Thanks everyone for your feedback! I really appreciate the participation on this forum already! 
I agree with a lot of your sentiment about plastic parts and I also personally don't like that many cables and moving parts, just means more points of failure and things to fix. For a machine that sits in a Hot and Cold shed, the plastic will become brittle. I've had decent luck with all metal blowers such as the older craftsman/mtd models. I haven't used a Husqvarna but I hated the CubCadet I had. I've used all different Arien models and overall they're made simple and sturdy. So I think i'll avoid the Redmax as you've all showed concern about its quality.


----------



## harry398 (Jun 22, 2021)

thats just AWEFUL.

ps. Husqvarna...bought red max a few years back so they could get the badass ebz 8500 backblower they made. I own a redmax 8500 and its extremely durable and was the king of backpacks until just recently - in terms of airflow. I have run the dog crap out of it, and Nothing has failed. starts 2nd pull everytime.


----------



## rogzballz (11 mo ago)

harry398 said:


> ps. Husqvarna...bought red max a few years back so they could get the badass ebz 8500 backblower they made.
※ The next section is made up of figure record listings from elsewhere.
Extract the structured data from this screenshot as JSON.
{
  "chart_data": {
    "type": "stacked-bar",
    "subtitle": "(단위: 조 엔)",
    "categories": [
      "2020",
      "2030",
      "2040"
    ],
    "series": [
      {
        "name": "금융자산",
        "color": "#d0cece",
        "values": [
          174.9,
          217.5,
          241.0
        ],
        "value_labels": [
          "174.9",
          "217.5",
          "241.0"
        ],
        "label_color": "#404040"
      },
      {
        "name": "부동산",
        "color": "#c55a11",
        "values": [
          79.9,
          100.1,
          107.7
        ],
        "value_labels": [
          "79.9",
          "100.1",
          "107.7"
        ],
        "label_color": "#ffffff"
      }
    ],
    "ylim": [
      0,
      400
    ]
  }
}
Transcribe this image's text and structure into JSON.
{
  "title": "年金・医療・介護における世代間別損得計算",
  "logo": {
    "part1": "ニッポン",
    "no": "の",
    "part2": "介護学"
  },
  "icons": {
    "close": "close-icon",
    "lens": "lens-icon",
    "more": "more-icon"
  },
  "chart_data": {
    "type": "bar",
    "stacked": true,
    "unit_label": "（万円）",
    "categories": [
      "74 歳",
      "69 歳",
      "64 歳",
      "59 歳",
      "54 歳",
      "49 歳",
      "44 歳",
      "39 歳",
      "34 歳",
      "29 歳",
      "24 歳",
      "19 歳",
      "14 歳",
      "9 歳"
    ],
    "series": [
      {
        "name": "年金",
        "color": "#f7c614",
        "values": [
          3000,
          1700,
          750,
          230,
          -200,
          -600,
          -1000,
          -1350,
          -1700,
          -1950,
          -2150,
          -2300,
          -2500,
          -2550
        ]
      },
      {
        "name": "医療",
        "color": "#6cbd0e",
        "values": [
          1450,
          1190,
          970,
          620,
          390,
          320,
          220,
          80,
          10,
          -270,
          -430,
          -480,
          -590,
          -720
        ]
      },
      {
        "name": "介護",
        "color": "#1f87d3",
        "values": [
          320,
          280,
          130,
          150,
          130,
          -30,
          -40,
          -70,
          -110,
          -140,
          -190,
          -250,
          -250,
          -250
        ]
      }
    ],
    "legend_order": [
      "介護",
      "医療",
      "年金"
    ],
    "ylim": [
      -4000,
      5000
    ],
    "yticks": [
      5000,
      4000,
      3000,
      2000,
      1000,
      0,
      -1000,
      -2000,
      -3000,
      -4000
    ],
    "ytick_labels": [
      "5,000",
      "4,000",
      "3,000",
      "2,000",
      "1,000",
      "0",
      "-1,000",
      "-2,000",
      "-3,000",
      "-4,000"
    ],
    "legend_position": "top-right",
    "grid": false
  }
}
You're right! it says so on their website dated 2007


----------



## Darryl G (Feb 5, 2017)

rogzballz said:


> Thanks everyone for your feedback! I really appreciate the participation on this forum already!
> I agree with a lot of your sentiment about plastic parts and I also personally don't like that many cables and moving parts, just means more points of failure and things to fix. For a machine that sits in a Hot and Cold shed, the plastic will become brittle. I've had decent luck with all metal blowers such as the older craftsman/mtd models. I haven't used a Husqvarna but I hated the CubCadet I had. I've used all different Arien models and overall they're made simple and sturdy. So I think i'll avoid the Redmax as you've all showed concern about its quality.


Wait, are you saying that you don't want your machine to look like this after putting a few hours on it?


----------